The
New Strategic Mantra:
Indian Cyber Security Needs
Foreign Help
Prabir Purkayastha
IT
is ironical that along with the government announcing that the
telecom
companies are the first line of defence in cyber security, it
has also
announced 100 percent Foreign Direct Investment (FDI) in
telecom. So 100
percent foreign owned companies are now going to be our first
line of defence
for cyber security. If this were not enough, we now have a
Joint Working Group
on Cyber Security set up with the private sector that includes
officials from
foreign companies.
It
is not that the government is unaware of the implications of
foreign ownership
when it comes to the telecom sector. It has been highly
suspicious of telecom
manufacturers such as Huawei and ZTE, fed in part by the
claims that the US security
agencies have been making about the Chinese owned telecom
giants. It stopped
BSNL from buying equipment from Huawei on this count. However,
it does not see
any similar threat from telecom service providers that have
foreign ownership –
Vodafone (UK), AT&T, Verizon (US), all of whom have
different levels of
presence in India;
or even having them on committees where cyber security
policies are being
decided.
Meanwhile,
the Snowden disclosures is increasingly making it clear that
against the
unsubstantiated charges of “secret back-doors” in Huawei
equipment, American
companies have worked as partners of the US, not only in
helping the NSA get
access to the fibre optic cable backbone of the US, but also
to hack into the telecommunications
networks of other countries.

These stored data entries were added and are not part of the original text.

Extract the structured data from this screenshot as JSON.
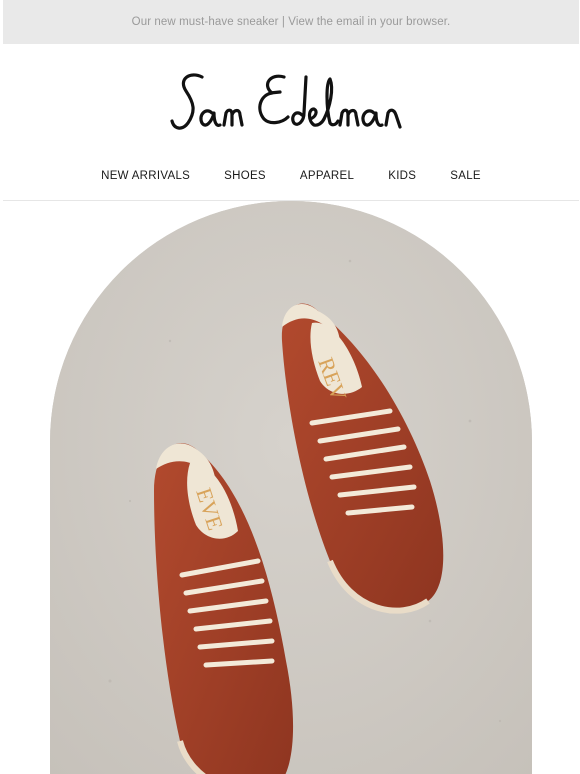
{
  "preheader": {
    "text": "Our new must-have sneaker | View the email in your browser."
  },
  "brand": {
    "logo_text": "Sam Edelman"
  },
  "nav": {
    "items": [
      {
        "label": "NEW ARRIVALS"
      },
      {
        "label": "SHOES"
      },
      {
        "label": "APPAREL"
      },
      {
        "label": "KIDS"
      },
      {
        "label": "SALE"
      }
    ]
  },
  "hero": {
    "image_alt": "Rust orange sneakers on concrete",
    "colors": {
      "background": "#cfcbc5",
      "sneaker": "#a8432a",
      "laces": "#f3ead9",
      "insole": "#efe6d5"
    }
  }
}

O Globo (Brazil)
and Der Spiegel (Germany)
have provided detailed reports on Brazil
and Germany
of how their telecom networks have been hacked, with help from
American
companies. Not only does the US
partner its own telecom companies, it also has agreements with
more than 80
foreign telecom companies to provide access to their
fibre optic
networks. Two Indian companies – Reliance Communications and
VSNL (a Tata group
company) have also signed such agreements, details of which
are now publicly
available. Under these agreements, the US
government agencies can monitor any communication that is
flowing out or into
their fibre optic cables, as one end of this network is in the
US.
Reliance
and VSNL not only provide access to the US security agencies, but even the
information of what access it
has provided and what data it has furnished to the US agencies
cannot be
disclosed to either the Indian government or even its own
management/board
of directors.
US, A HUB OF GLOBAL
INTERNET TRAFFIC
Before
the Snowden breakthrough came exposing the US
and its global hacking network, the US
was in a comfortable position.
It controlled the internet – ICANN the key internet body
operates under a US
Department of Commerce contract.
It also
controlled the fibre optic cable network of the world. There
are very few
direct fibre optic cable links between countries; almost all
cables between
continents and countries go through the US.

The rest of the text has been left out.